You'll find a short outline of the process below.
A = Awareness and Visioning
This first step aligns the innovation team or organization around a common understanding of sustainability and identifies a 'whole-systems' context for their product system; building a common language around sustainability as well as creating a vision of what that product or service system would look like in a sustainable future.
The Natural Step principles of sustainability, basic science and whole-systems approach are presented to develop strategies for living in balance with nature and our global community. Participants review details of the state of the earth's systems, including the ecological, social and economic trends that are undermining our ability to create and manage healthy and prosperous ecosystems, businesses and communities.
During the visioning process, people are encouraged to set ambitious goals which may require radical changes in the product or service system. Some goals may take many years to achieve.
This is where businesses often begin to identify the service they provide independent of any one product (for example, providing energy services versus oil). Incorporating this awareness into the visioning process unleashes innovation and releases the innovation team from preconceived limitations.
B = Baseline Mapping
This step uses the four sustainability principles to conduct a sustainability ‘gap analysis’ of the major flows and impacts of the product across its’ life cycle to see how its activities are running counter to sustainability principles. The analysis usually includes an evaluation of products and services, energy, capital and human resources from 'cradle to cradle'. The assessment also often looks at the social context and organisational culture in order to understand how to positively introduce change. This allows the innovation team to identify critical sustainability issues, their business implications, any assets they may have and opportunities for change.
C = Creative Solutions
In this step, people are asked to brainstorm potential solutions to the issues highlighted in the baseline analysis without any constraints.
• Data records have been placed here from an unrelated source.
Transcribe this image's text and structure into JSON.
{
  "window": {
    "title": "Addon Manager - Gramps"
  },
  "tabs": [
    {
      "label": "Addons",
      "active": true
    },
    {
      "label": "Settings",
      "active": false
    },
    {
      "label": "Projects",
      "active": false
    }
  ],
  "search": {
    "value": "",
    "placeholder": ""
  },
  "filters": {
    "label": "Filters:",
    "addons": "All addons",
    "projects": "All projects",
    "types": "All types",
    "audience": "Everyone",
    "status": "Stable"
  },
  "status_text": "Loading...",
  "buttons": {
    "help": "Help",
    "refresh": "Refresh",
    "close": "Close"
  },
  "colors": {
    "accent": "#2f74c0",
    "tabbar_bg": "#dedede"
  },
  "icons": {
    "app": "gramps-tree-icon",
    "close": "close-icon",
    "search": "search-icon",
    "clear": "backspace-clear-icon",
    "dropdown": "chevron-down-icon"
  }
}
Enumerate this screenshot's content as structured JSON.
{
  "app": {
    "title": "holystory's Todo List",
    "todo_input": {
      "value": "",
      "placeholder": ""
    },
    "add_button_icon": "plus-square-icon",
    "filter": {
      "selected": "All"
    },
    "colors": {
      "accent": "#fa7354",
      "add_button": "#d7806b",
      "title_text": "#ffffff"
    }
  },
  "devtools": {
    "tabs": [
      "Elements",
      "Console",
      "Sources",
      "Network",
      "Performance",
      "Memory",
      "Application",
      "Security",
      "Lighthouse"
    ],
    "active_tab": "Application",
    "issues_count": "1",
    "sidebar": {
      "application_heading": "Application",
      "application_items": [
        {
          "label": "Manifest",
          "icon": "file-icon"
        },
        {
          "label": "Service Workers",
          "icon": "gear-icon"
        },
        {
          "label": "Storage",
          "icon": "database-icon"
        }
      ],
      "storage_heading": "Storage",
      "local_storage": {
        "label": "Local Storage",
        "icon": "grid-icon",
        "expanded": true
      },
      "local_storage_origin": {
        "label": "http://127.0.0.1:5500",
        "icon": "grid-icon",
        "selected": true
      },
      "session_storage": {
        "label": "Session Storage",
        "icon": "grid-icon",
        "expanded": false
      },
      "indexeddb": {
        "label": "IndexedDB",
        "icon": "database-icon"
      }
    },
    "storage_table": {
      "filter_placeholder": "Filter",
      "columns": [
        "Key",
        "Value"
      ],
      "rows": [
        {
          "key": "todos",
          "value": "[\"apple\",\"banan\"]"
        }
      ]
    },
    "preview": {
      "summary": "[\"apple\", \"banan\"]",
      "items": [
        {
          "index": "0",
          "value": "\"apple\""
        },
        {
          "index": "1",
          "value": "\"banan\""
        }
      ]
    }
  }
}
Armed with their vision of success and potential actions, organisations look backwards from the vision to develop strategies toward sustainability. This is called backcasting and it prevents people from developing strategies that just solve the problems of today. Instead, they begin with the end in mind, moving towards a shared vision of sustainability (and product success), with each action providing a platform for further improvement.
D = Decide on Priorities
After identifying the opportunities and potential solutions in the ‘C’ step, the group prioritises the measures that move the product or service system toward sustainability fastest, while optimising flexibility as well as maximising social, ecological and economic returns. This step supports effective, step-by-step implementation and action planning. At this stage, innovation teams can pick the 'low-hanging fruit' – actions that are fairly easy to implement and offer a rapid return on investment in order to build internal support and excitement for the journey towards a fully sustainable product.